Как черти ограбили монастырь святого Томаша
Третьего дня октября месяца лета господня 1564 настоятель монастыря святого Томаша Никазиус беспокойно шагал в своих сандалиях по монастырской галерее, утирая пот рукавом рясы.
Временами он останавливался и снова устремлялся вперед, не смущаясь тем, что монахи глазели на него из своих келий, удивляясь, отчего это настоятель не кланяется даже образу своего патрона, святого Никазиуса, каковой образ необычайно волновал воображение, ибо на нем были запечатлены последние минуты угодника, посаженного магометанскими язычниками на кол.
В конце концов настоятель все-таки остановился перед этим образом и вздохнул:
– О мой святой покровитель, хотел бы я быть на твоем месте! Аминь.– И продолжал свое хождение.
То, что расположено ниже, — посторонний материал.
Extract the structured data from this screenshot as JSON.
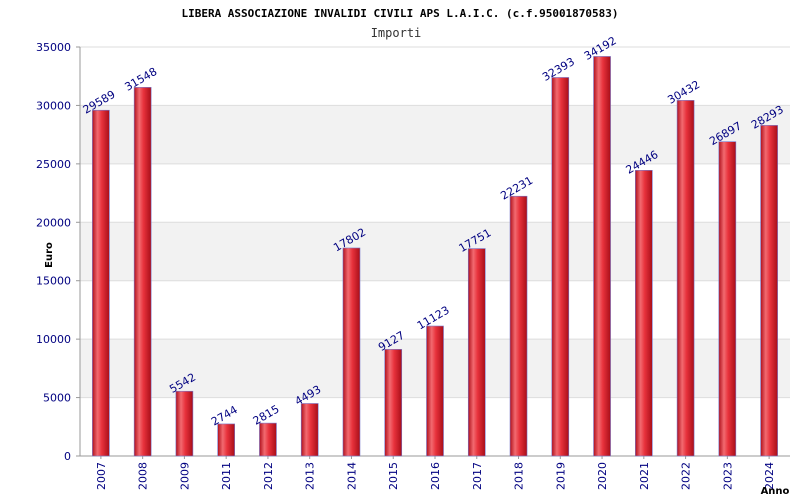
{
  "chart_data": {
    "type": "bar",
    "title": "LIBERA ASSOCIAZIONE INVALIDI CIVILI APS L.A.I.C. (c.f.95001870583)",
    "subtitle": "Importi",
    "xlabel": "Anno",
    "ylabel": "Euro",
    "categories": [
      "2007",
      "2008",
      "2009",
      "2011",
      "2012",
      "2013",
      "2014",
      "2015",
      "2016",
      "2017",
      "2018",
      "2019",
      "2020",
      "2021",
      "2022",
      "2023",
      "2024"
    ],
    "values": [
      29589,
      31548,
      5542,
      2744,
      2815,
      4493,
      17802,
      9127,
      11123,
      17751,
      22231,
      32393,
      34192,
      24446,
      30432,
      26897,
      28293
    ],
    "ylim": [
      0,
      35000
    ],
    "yticks": [
      0,
      5000,
      10000,
      15000,
      20000,
      25000,
      30000,
      35000
    ],
    "grid": true,
    "bar_color": "#e8323c"
  }
}
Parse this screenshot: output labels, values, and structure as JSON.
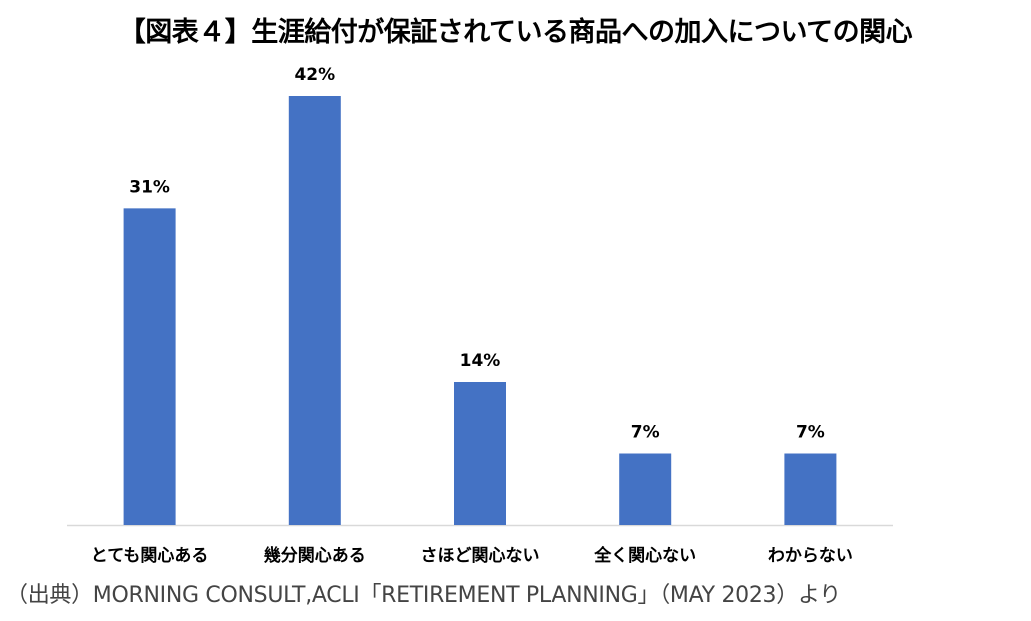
{
  "chart_data": {
    "type": "bar",
    "title": "【図表４】生涯給付が保証されている商品への加入についての関心",
    "categories": [
      "とても関心ある",
      "幾分関心ある",
      "さほど関心ない",
      "全く関心ない",
      "わからない"
    ],
    "values": [
      31,
      42,
      14,
      7,
      7
    ],
    "value_labels": [
      "31%",
      "42%",
      "14%",
      "7%",
      "7%"
    ],
    "xlabel": "",
    "ylabel": "",
    "ylim": [
      0,
      42
    ],
    "grid": false,
    "legend": "none",
    "bar_color": "#4472C4",
    "axis_color": "#D9D9D9"
  },
  "source": "（出典）MORNING CONSULT,ACLI「RETIREMENT PLANNING」（MAY 2023）より"
}
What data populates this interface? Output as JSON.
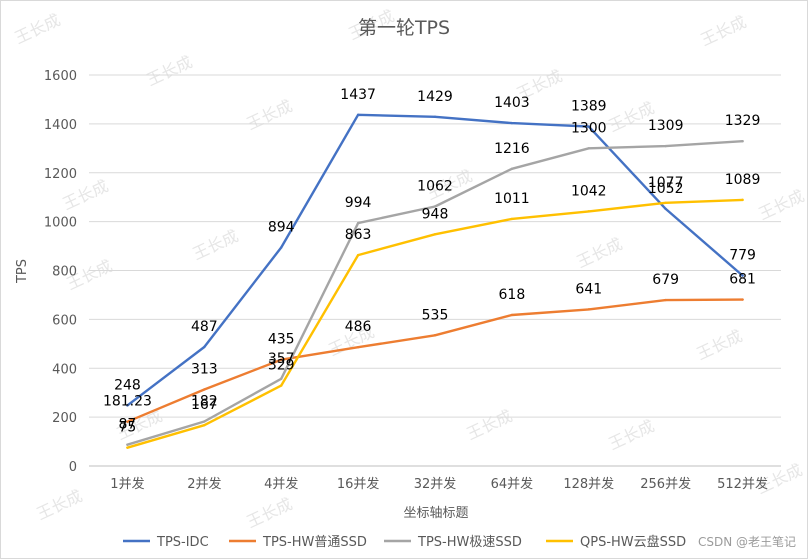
{
  "chart_data": {
    "type": "line",
    "title": "第一轮TPS",
    "xlabel": "坐标轴标题",
    "ylabel": "TPS",
    "ylim": [
      0,
      1600
    ],
    "yticks": [
      0,
      200,
      400,
      600,
      800,
      1000,
      1200,
      1400,
      1600
    ],
    "categories": [
      "1并发",
      "2并发",
      "4并发",
      "16并发",
      "32并发",
      "64并发",
      "128并发",
      "256并发",
      "512并发"
    ],
    "grid": true,
    "legend_position": "bottom",
    "series": [
      {
        "name": "TPS-IDC",
        "color": "#4472c4",
        "values": [
          248,
          487,
          894,
          1437,
          1429,
          1403,
          1389,
          1052,
          779
        ],
        "labels": [
          "248",
          "487",
          "894",
          "1437",
          "1429",
          "1403",
          "1389",
          "1052",
          "779"
        ]
      },
      {
        "name": "TPS-HW普通SSD",
        "color": "#ed7d31",
        "values": [
          181.23,
          313,
          435,
          486,
          535,
          618,
          641,
          679,
          681
        ],
        "labels": [
          "181.23",
          "313",
          "435",
          "486",
          "535",
          "618",
          "641",
          "679",
          "681"
        ]
      },
      {
        "name": "TPS-HW极速SSD",
        "color": "#a5a5a5",
        "values": [
          87,
          182,
          357,
          994,
          1062,
          1216,
          1300,
          1309,
          1329
        ],
        "labels": [
          "87",
          "182",
          "357",
          "994",
          "1062",
          "1216",
          "1300",
          "1309",
          "1329"
        ]
      },
      {
        "name": "QPS-HW云盘SSD",
        "color": "#ffc000",
        "values": [
          75,
          167,
          329,
          863,
          948,
          1011,
          1042,
          1077,
          1089
        ],
        "labels": [
          "75",
          "167",
          "329",
          "863",
          "948",
          "1011",
          "1042",
          "1077",
          "1089"
        ]
      }
    ]
  },
  "watermark_text": "王长成",
  "footer_text": "CSDN @老王笔记"
}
В конце галереи он опять остановился, вынул из сумки на боку письмо, писанное на пергаменте, и, в который раз пробежав глазами строчки при свете неугасимой лампады, печально поник головой и прошептал:
– Ох недоброе дело, miseria maxima.
В письме, которое уже, наверное, десять раз перечитывал настоятель Никазиус, сообщалось, что король Максимилиан II повелел хоронить своего умершего Фердинанда I шестого октября в соборе святого Рита на Градчанах, но перед тем как упокоиться в царственном склепе, тело усопшего должно было по пороге в Прагу два дня лежать в стенах монастыря святого Томаша.
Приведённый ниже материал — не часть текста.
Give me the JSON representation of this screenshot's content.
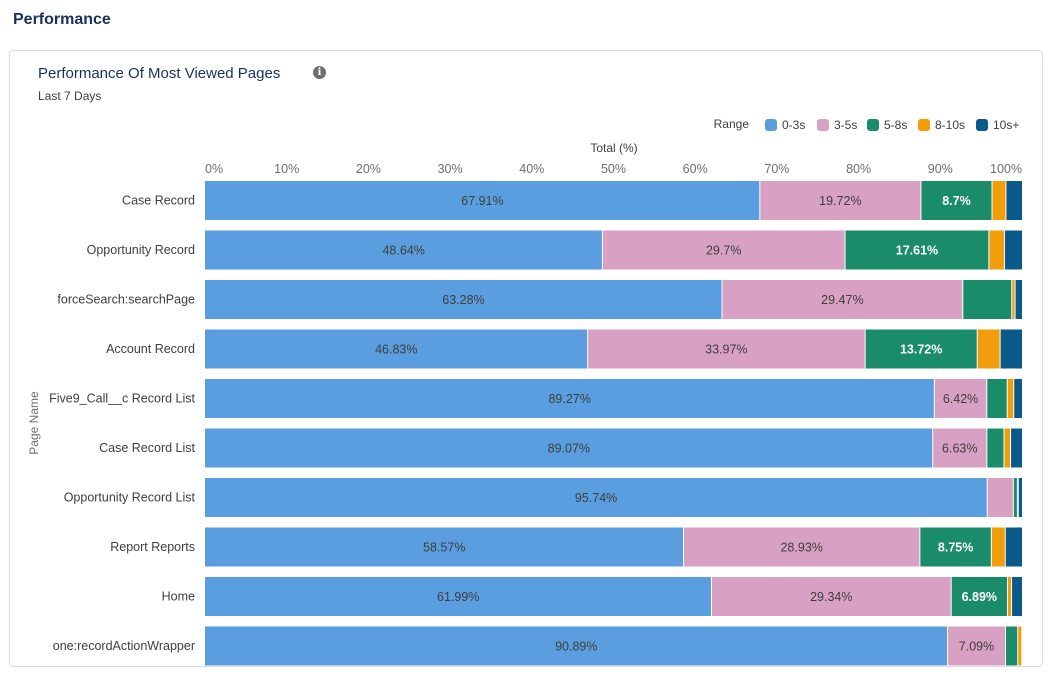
{
  "section": {
    "title": "Performance"
  },
  "card": {
    "title": "Performance Of Most Viewed Pages",
    "subtitle": "Last 7 Days",
    "info_icon": "info-icon"
  },
  "chart_data": {
    "type": "bar",
    "orientation": "horizontal",
    "stacked": true,
    "title": "Performance Of Most Viewed Pages",
    "subtitle": "Last 7 Days",
    "xlabel": "Total (%)",
    "ylabel": "Page Name",
    "xlim": [
      0,
      100
    ],
    "xticks": [
      "0%",
      "10%",
      "20%",
      "30%",
      "40%",
      "50%",
      "60%",
      "70%",
      "80%",
      "90%",
      "100%"
    ],
    "legend_title": "Range",
    "legend_position": "top-right",
    "categories": [
      "Case Record",
      "Opportunity Record",
      "forceSearch:searchPage",
      "Account Record",
      "Five9_Call__c Record List",
      "Case Record List",
      "Opportunity Record List",
      "Report Reports",
      "Home",
      "one:recordActionWrapper"
    ],
    "series": [
      {
        "name": "0-3s",
        "color": "#5b9ee0",
        "values": [
          67.91,
          48.64,
          63.28,
          46.83,
          89.27,
          89.07,
          95.74,
          58.57,
          61.99,
          90.89
        ],
        "labels": [
          "67.91%",
          "48.64%",
          "63.28%",
          "46.83%",
          "89.27%",
          "89.07%",
          "95.74%",
          "58.57%",
          "61.99%",
          "90.89%"
        ]
      },
      {
        "name": "3-5s",
        "color": "#d8a1c4",
        "values": [
          19.72,
          29.7,
          29.47,
          33.97,
          6.42,
          6.63,
          3.2,
          28.93,
          29.34,
          7.09
        ],
        "labels": [
          "19.72%",
          "29.7%",
          "29.47%",
          "33.97%",
          "6.42%",
          "6.63%",
          "",
          "28.93%",
          "29.34%",
          "7.09%"
        ]
      },
      {
        "name": "5-8s",
        "color": "#1b8c6a",
        "values": [
          8.7,
          17.61,
          6.0,
          13.72,
          2.5,
          2.1,
          0.5,
          8.75,
          6.89,
          1.5
        ],
        "labels": [
          "8.7%",
          "17.61%",
          "",
          "13.72%",
          "",
          "",
          "",
          "8.75%",
          "6.89%",
          ""
        ]
      },
      {
        "name": "8-10s",
        "color": "#f29e0c",
        "values": [
          1.7,
          1.9,
          0.4,
          2.8,
          0.8,
          0.8,
          0.1,
          1.7,
          0.5,
          0.5
        ],
        "labels": [
          "",
          "",
          "",
          "",
          "",
          "",
          "",
          "",
          "",
          ""
        ]
      },
      {
        "name": "10s+",
        "color": "#0b5a8c",
        "values": [
          1.97,
          2.15,
          0.85,
          2.68,
          1.01,
          1.4,
          0.46,
          2.05,
          1.28,
          0.02
        ],
        "labels": [
          "",
          "",
          "",
          "",
          "",
          "",
          "",
          "",
          "",
          ""
        ]
      }
    ]
  }
}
– Miseria maxima,– еще раз прошептал бедный настоятель.– Это ведь сколько коп грошей придется выкинуть! Кормить весь двор.– От этой мысли аббат чуть не заплакал.
Настоятелю Никазиусу приходилось быть очень бережливым. Монастырь был беден, доходы неважные, и всякий раз, как случалась необходимость, аббат с болью в сердце отпирал кованый ларец, в котором поблескивали монетки старой чеканки. А тут такое известие! В Праге давно уже толковали о погребении Фердинанда I, но настоятель никак не предполагал, что это затронет его монастырь.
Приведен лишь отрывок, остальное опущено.